# Logistic Regression

In [1]:
from sklearn.linear_model import LogisticRegression
import pandas as pd

In [2]:
import sys
sys.path.append('F:\\Users\\Manuel García Plaza\\Desktop\\TFG\\')

In [3]:
from notebooks.utils.classification_metrics import classification

First of all, we load the data

In [4]:
train =  pd.read_parquet('../../../data/model_input/train_sets/breast_cancer.parquet')
test =  pd.read_parquet('../../../data/model_input/validation_sets/breast_cancer.parquet')

In [5]:
y_train = train.diagnosis
X_train = train.drop(columns=['diagnosis'])

In [6]:
y_test = test.diagnosis
X_test = test.drop(columns=['diagnosis'])

We are going to compute different models varying the penalty terms, if the solver is modified it's due to incompatibility with the penalties that are supported by each one.

Without penalty term:

In [7]:
lr = LogisticRegression(penalty=None, max_iter=10000)

Adding the $l_2$ term to the cost function: $$ \frac{1}{2}||\beta||_2^2 = \frac{1}{2}\beta^T\beta \ , $$ where $\beta$ is the vector of coefficients.

In [8]:
lr_l2 = LogisticRegression(max_iter=10000)

Instead of the $l_2$ penalty, the $l_1$ penalty: $$||\beta||_1=\sum_{i=1}^n|\beta_i| \,$$ where $n$ is the length of $\beta$, that is, the number of features.

In [9]:
lr_l1 = LogisticRegression(penalty='l1', solver='liblinear', max_iter=10000)

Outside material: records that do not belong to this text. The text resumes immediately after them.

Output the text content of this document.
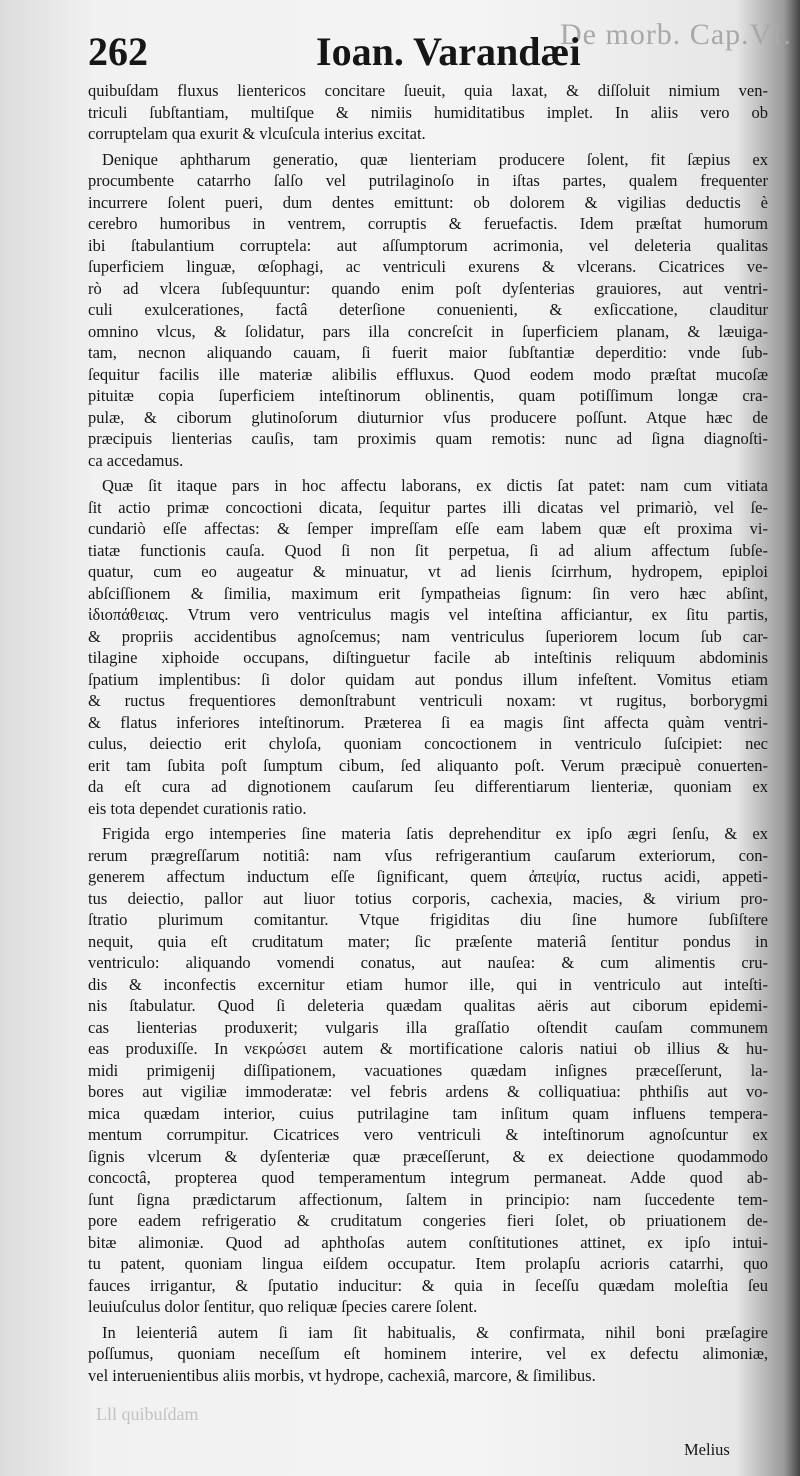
De morb. Cap.VI.
262	Ioan. Varandæi
quibuſdam fluxus lientericos concitare ſueuit, quia laxat, & diſſoluit nimium ven-
triculi ſubſtantiam, multiſque & nimiis humiditatibus implet. In aliis vero ob
corruptelam qua exurit & vlcuſcula interius excitat.
Denique aphtharum generatio, quæ lienteriam producere ſolent, fit ſæpius ex
procumbente catarrho ſalſo vel putrilaginoſo in iſtas partes, qualem frequenter
incurrere ſolent pueri, dum dentes emittunt: ob dolorem & vigilias deductis è
cerebro humoribus in ventrem, corruptis & feruefactis. Idem præſtat humorum
ibi ſtabulantium corruptela: aut aſſumptorum acrimonia, vel deleteria qualitas
ſuperficiem linguæ, œſophagi, ac ventriculi exurens & vlcerans. Cicatrices ve-
rò ad vlcera ſubſequuntur: quando enim poſt dyſenterias grauiores, aut ventri-
culi exulcerationes, factâ deterſione conuenienti, & exſiccatione, clauditur
omnino vlcus, & ſolidatur, pars illa concreſcit in ſuperficiem planam, & læuiga-
tam, necnon aliquando cauam, ſi fuerit maior ſubſtantiæ deperditio: vnde ſub-
ſequitur facilis ille materiæ alibilis effluxus. Quod eodem modo præſtat mucoſæ
pituitæ copia ſuperficiem inteſtinorum oblinentis, quam potiſſimum longæ cra-
pulæ, & ciborum glutinoſorum diuturnior vſus producere poſſunt. Atque hæc de
præcipuis lienterias cauſis, tam proximis quam remotis: nunc ad ſigna diagnoſti-
ca accedamus.
Quæ ſit itaque pars in hoc affectu laborans, ex dictis ſat patet: nam cum vitiata
ſit actio primæ concoctioni dicata, ſequitur partes illi dicatas vel primariò, vel ſe-
cundariò eſſe affectas: & ſemper impreſſam eſſe eam labem quæ eſt proxima vi-
tiatæ functionis cauſa. Quod ſi non ſit perpetua, ſi ad alium affectum ſubſe-
quatur, cum eo augeatur & minuatur, vt ad lienis ſcirrhum, hydropem, epiploi
abſciſſionem & ſimilia, maximum erit ſympatheias ſignum: ſin vero hæc abſint,
ἰδιοπάθειας. Vtrum vero ventriculus magis vel inteſtina afficiantur, ex ſitu partis,
& propriis accidentibus agnoſcemus; nam ventriculus ſuperiorem locum ſub car-
tilagine xiphoide occupans, diſtinguetur facile ab inteſtinis reliquum abdominis
ſpatium implentibus: ſi dolor quidam aut pondus illum infeſtent. Vomitus etiam
& ructus frequentiores demonſtrabunt ventriculi noxam: vt rugitus, borborygmi
& flatus inferiores inteſtinorum. Præterea ſi ea magis ſint affecta quàm ventri-
culus, deiectio erit chyloſa, quoniam concoctionem in ventriculo ſuſcipiet: nec
erit tam ſubita poſt ſumptum cibum, ſed aliquanto poſt. Verum præcipuè conuerten-
da eſt cura ad dignotionem cauſarum ſeu differentiarum lienteriæ, quoniam ex
eis tota dependet curationis ratio.
Frigida ergo intemperies ſine materia ſatis deprehenditur ex ipſo ægri ſenſu, & ex
rerum prægreſſarum notitiâ: nam vſus refrigerantium cauſarum exteriorum, con-
generem affectum inductum eſſe ſignificant, quem ἀπεψία, ructus acidi, appeti-
tus deiectio, pallor aut liuor totius corporis, cachexia, macies, & virium pro-
ſtratio plurimum comitantur. Vtque frigiditas diu ſine humore ſubſiſtere
nequit, quia eſt cruditatum mater; ſic præſente materiâ ſentitur pondus in
ventriculo: aliquando vomendi conatus, aut nauſea: & cum alimentis cru-
dis & inconfectis excernitur etiam humor ille, qui in ventriculo aut inteſti-
nis ſtabulatur. Quod ſi deleteria quædam qualitas aëris aut ciborum epidemi-
cas lienterias produxerit; vulgaris illa graſſatio oſtendit cauſam communem
eas produxiſſe. In νεκρώσει autem & mortificatione caloris natiui ob illius & hu-
midi primigenij diſſipationem, vacuationes quædam inſignes præceſſerunt, la-
bores aut vigiliæ immoderatæ: vel febris ardens & colliquatiua: phthiſis aut vo-
mica quædam interior, cuius putrilagine tam inſitum quam influens tempera-
mentum corrumpitur. Cicatrices vero ventriculi & inteſtinorum agnoſcuntur ex
ſignis vlcerum & dyſenteriæ quæ præceſſerunt, & ex deiectione quodammodo
concoctâ, propterea quod temperamentum integrum permaneat. Adde quod ab-
ſunt ſigna prædictarum affectionum, ſaltem in principio: nam ſuccedente tem-
pore eadem refrigeratio & cruditatum congeries fieri ſolet, ob priuationem de-
bitæ alimoniæ. Quod ad aphthoſas autem conſtitutiones attinet, ex ipſo intui-
tu patent, quoniam lingua eiſdem occupatur. Item prolapſu acrioris catarrhi, quo
fauces irrigantur, & ſputatio inducitur: & quia in ſeceſſu quædam moleſtia ſeu
leuiuſculus dolor ſentitur, quo reliquæ ſpecies carere ſolent.
In leienteriâ autem ſi iam ſit habitualis, & confirmata, nihil boni præſagire
poſſumus, quoniam neceſſum eſt hominem interire, vel ex defectu alimoniæ,
vel interuenientibus aliis morbis, vt hydrope, cachexiâ, marcore, & ſimilibus.
Lll quibuſdam
Melius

Lastly, the ElasticNet penalty: $$\frac{1-\rho}{2}||\beta||_2^2 + \rho||\beta||_1 \ ,$$ where $\rho$ is a parameter between 0 and 1 that controls the strength of the $l_1$ and $l_2$ regularizations. Note that if $\rho=1$, ElasticNet is equivalent to $l_1$ and if $\rho=0$, is the same as $l_2$.

In [10]:
lr_en1 = LogisticRegression(penalty='elasticnet', solver='saga',l1_ratio=0.25, max_iter=10000)
lr_en2 = LogisticRegression(penalty='elasticnet', solver='saga',l1_ratio=0.5, max_iter=10000)
lr_en3 = LogisticRegression(penalty='elasticnet', solver='saga',l1_ratio=0.75, max_iter=10000)

In [11]:
models_list = [lr, lr_l2, lr_l1, lr_en1, lr_en2 , lr_en3]
names_list = ['LR', 'LR_l2', 'LR_l1', 'LR_en_0.25', 'LR_en_0.5', 'LR_en_0.75']

In [12]:
metrics = classification(models_list, names_list, '../../../data/metrics/breast_cancer/logistic_regression.parquet', X_train, y_train, X_test, y_test)
metrics

Unnamed: 0,Run_Time,Train_AUC,Test_AUC,delta%
LR,2.0909,1.0,0.946742,-5.325815
LR_l2,0.858113,0.996764,0.976817,-2.001173
LR_l1,0.279603,0.997005,0.966792,-3.030349
LR_en_0.25,0.803109,0.968951,0.964912,-0.41677
LR_en_0.5,0.799593,0.968897,0.964912,-0.411273
LR_en_0.75,0.705775,0.968897,0.964912,-0.411273


Observe that the worst model is the most basic one in terms of overfitting as we could expect. The ElasticNet models that combine both penalties give truthful models in exchange for less accuracy than the $l_2$ and $l_1$ models (by the way, they are pretty good models). We choose **LR_l2** as the best model because has the best AUC in the test and an acceptable delta.